Все расселись. Сегодня у нас в программе траурный ужин. Полумрак скрыл забытые праздничные украшения, флаги, ленты и гирлянды. Четыре подсвечника по углам стола освещали только руки да тарелки. Слабое зарево сбоку — угли в камине. В дальних коридорах, за дверьми, горят факелы. Там ходят слуги, тихонько бормочут, звенят посудой. В зале же темно, как в пещере. Сказать по правде, мне так больше нравится. Не люблю я гвалт и суету.

Из гостей остались только Герен Ульганар и Арамел. Арамел намерен принять участие в похоронах, намеченных сразу после окончания праздников. Отбивает хлеб у капеллана. А отец Дилментир мало того, что проповедует смирение, он еще и сам пытается сие смирение соблюсти. На полном серьезе. Потрясающая последовательность.

— Неисповедимы пути Господни, друзья мои, — завел волынку Улендир, подняв бокал, — наша же скромная задача и цель посильно следовать и принимать, не ропща и не мудрствуя излишне, помятуя простую истину, что даже самые умудренные из нас, даже самые убеленные и постигшие, те из нас, господа, кто познал, претерпел и обрел, чей драгоценный опыт, чей жизненный путь, господа, стали для нас абсолютным примером, недосягаемой вершиной, апофеозом кротости и глубокомыслия, эталоном совершенства и вдохновения…

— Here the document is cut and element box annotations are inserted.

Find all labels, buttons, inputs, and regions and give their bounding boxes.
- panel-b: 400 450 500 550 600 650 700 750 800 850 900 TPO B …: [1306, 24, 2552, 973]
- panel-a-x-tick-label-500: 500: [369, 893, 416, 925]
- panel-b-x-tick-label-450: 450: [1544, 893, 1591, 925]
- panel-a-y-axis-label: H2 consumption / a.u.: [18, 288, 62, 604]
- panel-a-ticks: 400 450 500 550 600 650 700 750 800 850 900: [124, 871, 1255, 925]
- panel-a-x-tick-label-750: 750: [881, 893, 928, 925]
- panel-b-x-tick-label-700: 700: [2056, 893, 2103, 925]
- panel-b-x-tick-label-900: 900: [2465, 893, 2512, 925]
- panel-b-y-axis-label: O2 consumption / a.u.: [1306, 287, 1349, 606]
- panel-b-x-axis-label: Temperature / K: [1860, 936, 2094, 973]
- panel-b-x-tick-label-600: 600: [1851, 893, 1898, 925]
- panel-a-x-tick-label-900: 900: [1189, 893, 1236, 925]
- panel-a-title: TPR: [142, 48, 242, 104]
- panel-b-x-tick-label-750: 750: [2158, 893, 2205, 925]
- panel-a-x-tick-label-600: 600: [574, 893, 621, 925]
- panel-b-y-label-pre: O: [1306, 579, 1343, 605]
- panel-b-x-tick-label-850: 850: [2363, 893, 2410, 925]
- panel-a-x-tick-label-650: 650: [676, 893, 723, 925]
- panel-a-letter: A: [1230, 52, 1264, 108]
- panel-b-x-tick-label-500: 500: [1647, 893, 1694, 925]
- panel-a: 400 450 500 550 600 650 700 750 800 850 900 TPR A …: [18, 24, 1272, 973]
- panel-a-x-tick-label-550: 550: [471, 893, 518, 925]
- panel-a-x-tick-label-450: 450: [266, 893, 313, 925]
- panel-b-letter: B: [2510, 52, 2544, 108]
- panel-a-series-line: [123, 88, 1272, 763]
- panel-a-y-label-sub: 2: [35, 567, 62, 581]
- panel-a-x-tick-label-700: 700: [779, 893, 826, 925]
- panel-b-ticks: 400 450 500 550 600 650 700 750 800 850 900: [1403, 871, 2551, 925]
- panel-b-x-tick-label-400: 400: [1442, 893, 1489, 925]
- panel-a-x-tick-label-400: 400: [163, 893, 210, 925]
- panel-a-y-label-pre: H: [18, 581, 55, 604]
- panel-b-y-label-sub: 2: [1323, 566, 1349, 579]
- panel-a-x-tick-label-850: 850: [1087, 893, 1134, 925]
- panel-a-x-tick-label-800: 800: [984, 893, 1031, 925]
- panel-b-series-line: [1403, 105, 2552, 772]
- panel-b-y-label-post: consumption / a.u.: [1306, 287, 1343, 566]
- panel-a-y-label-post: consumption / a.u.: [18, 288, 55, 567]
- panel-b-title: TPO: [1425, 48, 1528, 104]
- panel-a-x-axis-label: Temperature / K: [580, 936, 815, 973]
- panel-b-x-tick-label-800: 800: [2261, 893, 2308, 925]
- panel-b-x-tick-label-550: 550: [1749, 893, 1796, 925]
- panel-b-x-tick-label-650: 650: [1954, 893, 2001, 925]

Слуга просунулся над плечом, поменял тарелки. Забрал испачканную, с расковыренным куском пирога, поставил новую, с рулетом из жирной свинины в соусе. Соус, кажется, клюквенный.

— Вина, молодой господин?

— Нет, благодарю.

Сестра моя Альсарена перегнулась через стол.

— Ты плохо ешь, Рейгред.

— Что-то не хочется.

Она прищурилась. Знаю я этот взгляд, ищущий, жадный. С раннего детства помню: "Ты опять разбил коленку! Пойдем-ка промоем! Гангрену хочешь получить?"

— Ты почти ничего не ешь, Рейгред. Я следила за тобой. В чем дело?

— Правда, не хочу. Кусок в горло не идет.

— Я не про сейчас. Я про вообще.

Мну в пальцах хлебный мякиш. Вздыхаю.

— Боже мой, Улендир, какой же ты зануда! — раздражается Ладален, — Только и умеешь переливать из пустого в порожнее.

Майберт на той стороне стола приподнялся:

— Воздержись от замечаний, дядюшка. Сегодня не твой день.

Альсарена дотянулась до моей руки.

— Изжога, да? Подташнивает? Здесь, — трогает себя под грудью, — жжет?

Зачем отрицать? Все так и есть. Марантины, что бы там не говорили о них отцы кальсабериты, свое дело знают. Альсарена успокаивающе поглаживает мои пальцы. Ладонь у нее теплая.

— От тебя, дядюшка, доброго слова не услышишь, — обиженно бурчит Майберт, — что за удовольствие говорить гадости близким людям?

— Что ты называешь гадостью, племянник? Ты правду называешь гадостью?

— Господа! Пожалуйста, господа! — это Герен. Он у нас тоже из проповедников, только он больше на драконидскую честь нажимает, да на рыцарство. И блюдет вовсю. Вымирающий экземпляр.

— Зайди сегодня ко мне в башню, — не отстает Альсарена, — я тебе кое-что подберу. Слышишь? Рейгред!

— Я слышу, слышу.

— Это серьезно, Рейгред. Ты же не хочешь получить прободение язвы?

— Я требую, чтобы он извинился! Перед дядей Улендиром и передо мной!

— Губы оботри, желторотый!

— Дорогие мои, будьте сдержанны, — говорит Аманден. Лицо у него измученное, постаревшее. Насели на старика, родственнички, — Мне больно слушать, как вы ссоритесь.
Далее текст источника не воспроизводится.